This is a good specimen of the kind of perverted reasoning, which peculiarly distinguishes Knight.

A man affecting the character of philosopher, ought calmly to have observed that, by young people before puberty, and, consequently, when there is not the slightest sexual bias, smooth objects are generally found to be agreeable, and rough or harsh ones to be the reverse. This would at once have set him right upon this point.

If, to such a man, it should for a moment have appeared worth while to ask why we do not make use of feeling-boards, as well as of smelling-bottles, he ought to have sought the solution of his difficulty in the nature of the senses; and then, with a trifle more of ability than Payne Knight hereby shows himself to have possessed, he would have seen that smoothness affords us as much pleasure as any smell, but that, as it would have been always troublesome, and often impossible, to apply our fingers to smooth surfaces, we generally receive the varied and incessant pleasure it affords, by means of sight; that it is borne by light to the eye, as smell is by the air; and that this is the reason why, except when contact is indispensable, we have no need of anything in the way of a feeling-board.

But Knight says: “Smoothness being properly a quality, perceivable only by the touch, and applied metaphorically to the objects of the other senses, we often apply it, very improperly, to those of vision; assigning smoothness as a cause of visible beauty, to things which, though smooth to the touch, cast the most sharp, harsh, and angular reflections of light upon the eyes; and these reflections are all that the eye feels, or naturally perceives.... Such are all objects of cut-glass or polished metal; as may be seen by the manner in which painters imitate them: for, as the imitations of painting extend only to the visible qualities of bodies, they show those visible qualities fairly and impartially.... Yet the imitative representation of such objects in painting is far less harsh and dazzling than the effects of them in reality: for there are no materials that a painter can employ, capable of expressing the sharpness and brilliancy of those angular reflections of the collected and condensed rays, which are emitted from the surfaces of polished metals.”
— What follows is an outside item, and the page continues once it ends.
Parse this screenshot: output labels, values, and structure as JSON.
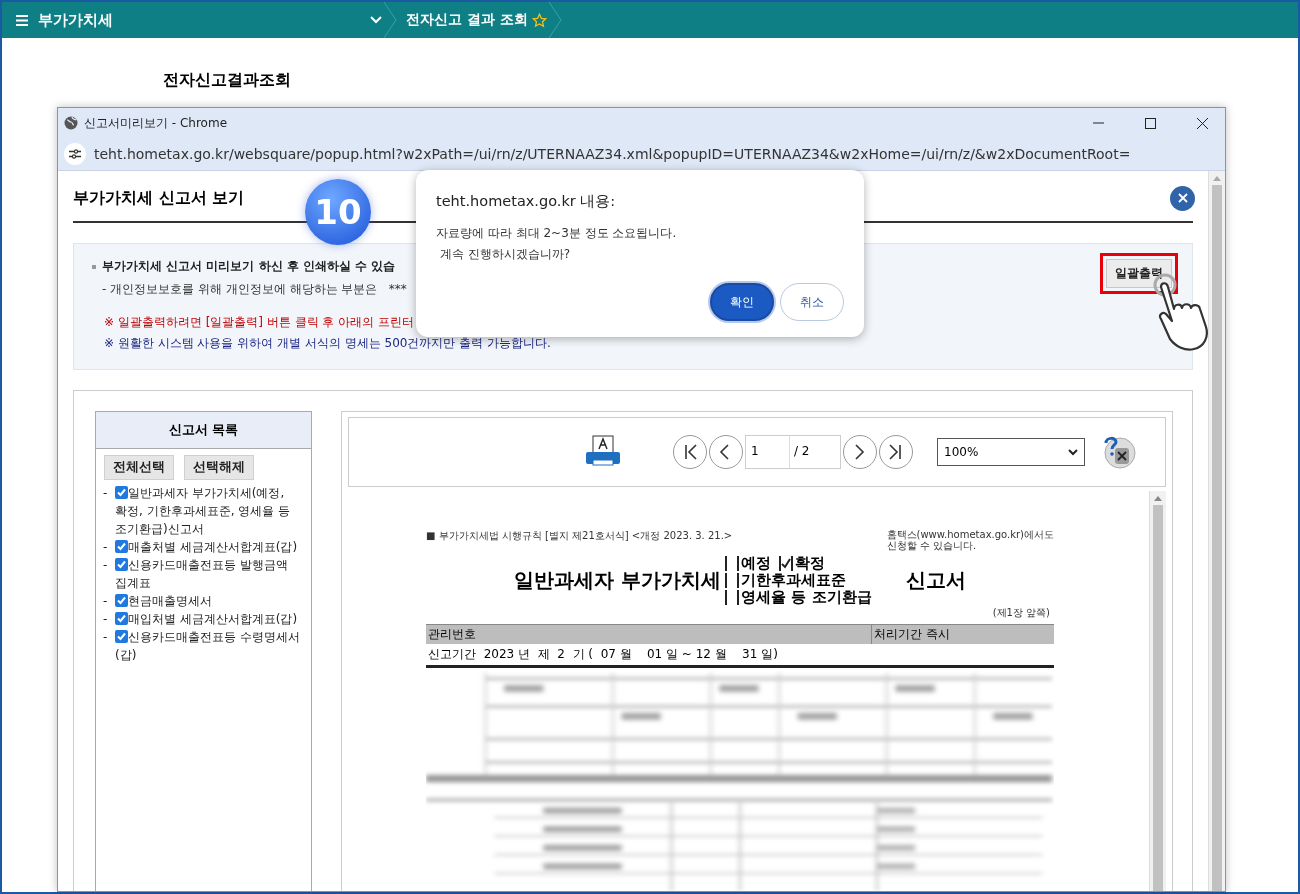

It seems, to me, scarcely possible to find sophistry more worthless than this, or rather a more contemptible quibble; for that which, availing himself of our technicalities about light, he calls angularity, sharpness, &c., has no analogy with disagreeable angularity of form. To produce the brilliance and splendor which he calls angular, and describes as so offensive, we polish crystalline and metallic bodies in the highest degree!—we value precisely those which thus admit of greatest splendor!—and, on that very account, the diamond (rightly or wrongly, is not the question) is deemed the most valuable object on earth!